Pour cet article, je me suis basé sur 2 papiers de Marlène Giandolini (que j’ai interviewé récemment pour Globe-Runners) qu’elle a écrit en collaboration, entre autres, avec Jean-Benoit Morin (directeur de sa thèse, Université de Nice Sophia-Antipolis), Pierre Samozino (co-directeur de sa thèse, Université Savoie Mont Blanc) et Nicolas Horvais (encadrant industriel de sa thèse et aujourd’hui son manager dans l’équipe biomécanique de Salomon Footwear)..

Marlène a réalisé une thèse autour de l’impact de la foulée sur la fatigue en trail running. Avec Jean Benoit, Pierre et Nicolas ils ont notamment mis au point une méthode embarquée qui permet de déterminer le type de foulée en conditions réelles.

Cette méthode est décrite dans un premier papier et appliquée sur un top athlète durant la Kilian’s Classik dans un second article.

Une méthode simple pour identifier sur le terrain la foulée

IMG_2284La plupart des analyses sur la foulée des coureurs sont surtout faites en laboratoire via des caméras rapides : 500 images par secondes. C’est bien, ça fait de belles vidéos à décortiquer mais c’est assez limité en termes de pas à analyser et c’est pas facile à emporter sur le terrain pour suivre un coureur pendant des heures.

Marlène Giandolini, Thibaut Poupard, Philippe Gimenez, Nicolas Horvais, Guillaume Y. Millet, Jean-Benoît Morin et Pierre Samozino ont essayé de mettre au point un système simple qui permet d’analyser les pas en continu et in situ !

accelerometerCette méthode est basée sur l’utilisation de 2 accéléromètres 3D : un sur le talon et un au niveau des métatarses. Cela semble léger et simple à mettre en place et ça a l’avantage d’être sans fil ! Pour valider la méthodologie, une analyse vidéo classique a été réalisé en parallèle.

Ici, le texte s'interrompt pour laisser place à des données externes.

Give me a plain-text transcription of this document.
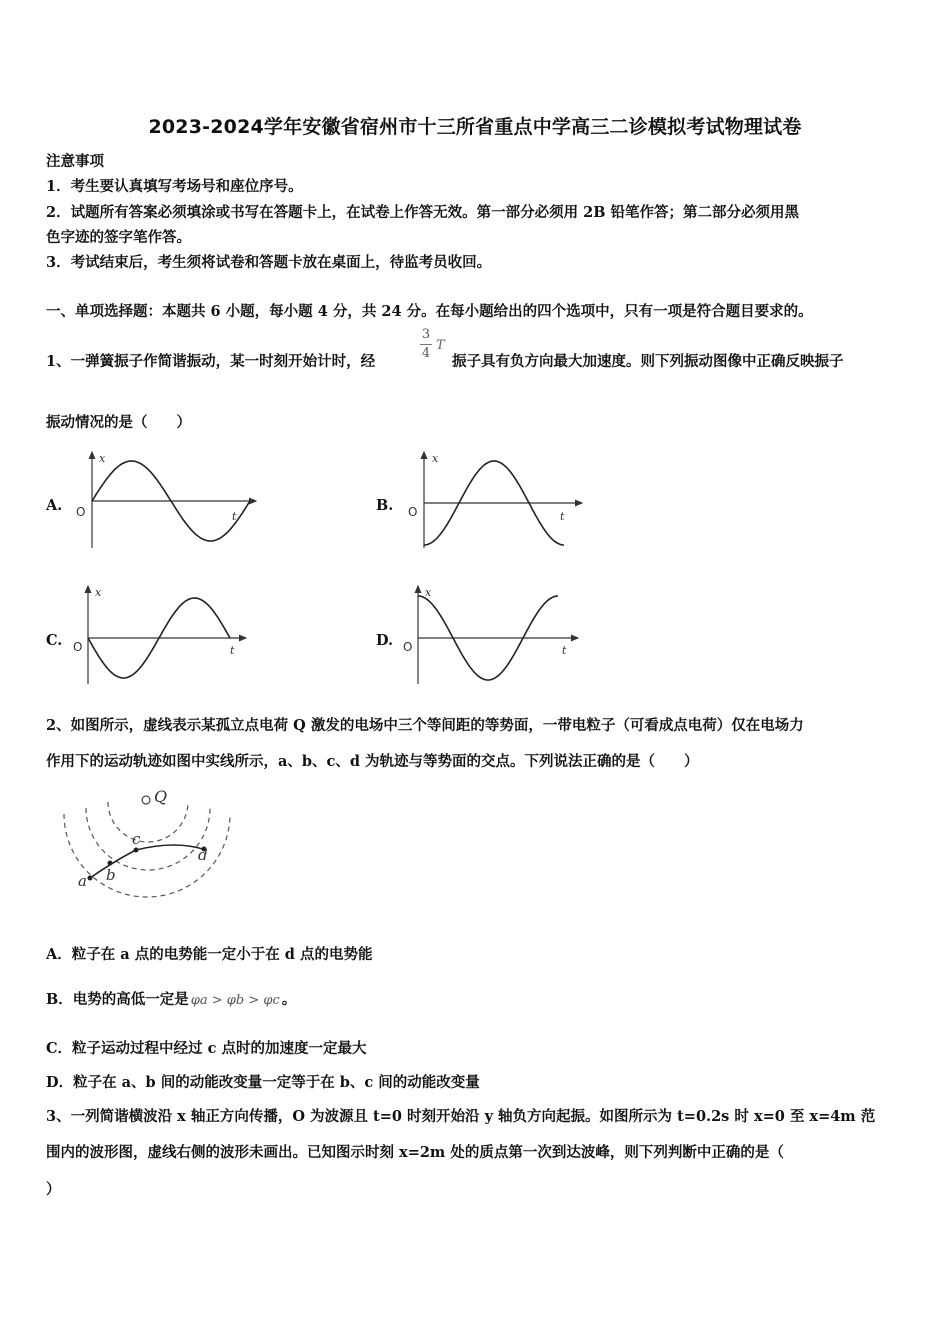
2023-2024学年安徽省宿州市十三所省重点中学高三二诊模拟考试物理试卷
注意事项
1．考生要认真填写考场号和座位序号。
2．试题所有答案必须填涂或书写在答题卡上，在试卷上作答无效。第一部分必须用 2B 铅笔作答；第二部分必须用黑
色字迹的签字笔作答。
3．考试结束后，考生须将试卷和答题卡放在桌面上，待监考员收回。
一、单项选择题：本题共 6 小题，每小题 4 分，共 24 分。在每小题给出的四个选项中，只有一项是符合题目要求的。
1、一弹簧振子作简谐振动，某一时刻开始计时，经	$\frac{3}{4}$ T
振子具有负方向最大加速度。则下列振动图像中正确反映振子
振动情况的是（　　）
A.
x
t
O	B.
x
t
O
C.
x
t
O	D.
x
t
O
2、如图所示，虚线表示某孤立点电荷 Q 激发的电场中三个等间距的等势面，一带电粒子（可看成点电荷）仅在电场力
作用下的运动轨迹如图中实线所示，a、b、c、d 为轨迹与等势面的交点。下列说法正确的是（　　）
Q
a b
c
d
A．粒子在 a 点的电势能一定小于在 d 点的电势能
B．电势的高低一定是 φa > φb > φc 。
C．粒子运动过程中经过 c 点时的加速度一定最大
D．粒子在 a、b 间的动能改变量一定等于在 b、c 间的动能改变量
3、一列简谐横波沿 x 轴正方向传播，O 为波源且 t=0 时刻开始沿 y 轴负方向起振。如图所示为 t=0.2s 时 x=0 至 x=4m 范
围内的波形图，虚线右侧的波形未画出。已知图示时刻 x=2m 处的质点第一次到达波峰，则下列判断中正确的是（
）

2 paramètres ont été analysées :

  • le temps entre l’accélération du talon et des métatarses (THM) avec l’accélération du talon comme temps de référence via le système d’accéléromètre. Ainsi une valeur positive de THM indique un contact initial du talon, une valeur négative un contact de l’avant du pied et une valeur proche de 0 un atterrissage plutôt à plat

attaque

  • l’angle du pied au moment du contact avec le sol via les caméras: une valeur positive indique un moment de dorsiflexion : orteils plus haut que le talon, une valeur négative indique une flexion plantaire (talon plus haut que les orteils)

L’objectif est de voir si ces 2 paramètres sont corrélés pour n’utiliser que les accéléromètres pour déterminer le type de foulées ! Et ça marche plutôt bien comme le montre le graphique ci-dessous !

Capture d’écran 2016-02-20 à 10.14.03

A gauche : angle d’attaque négatif et THM négatif (<-5.5ms) : l’attaque avant du pied, entre -5.49 et 15.2ms (ave un peu plus d’incertitude): l’attaque médio-pied et à droite l’attaque talon

La seule difficulté notable de détection de cette méthode est la course sur la pointe des pieds (comme en sprint) car le talon ne touche jamais le sol donc pas de second pic

A l’épreuve sur un athlète de classe mondiale !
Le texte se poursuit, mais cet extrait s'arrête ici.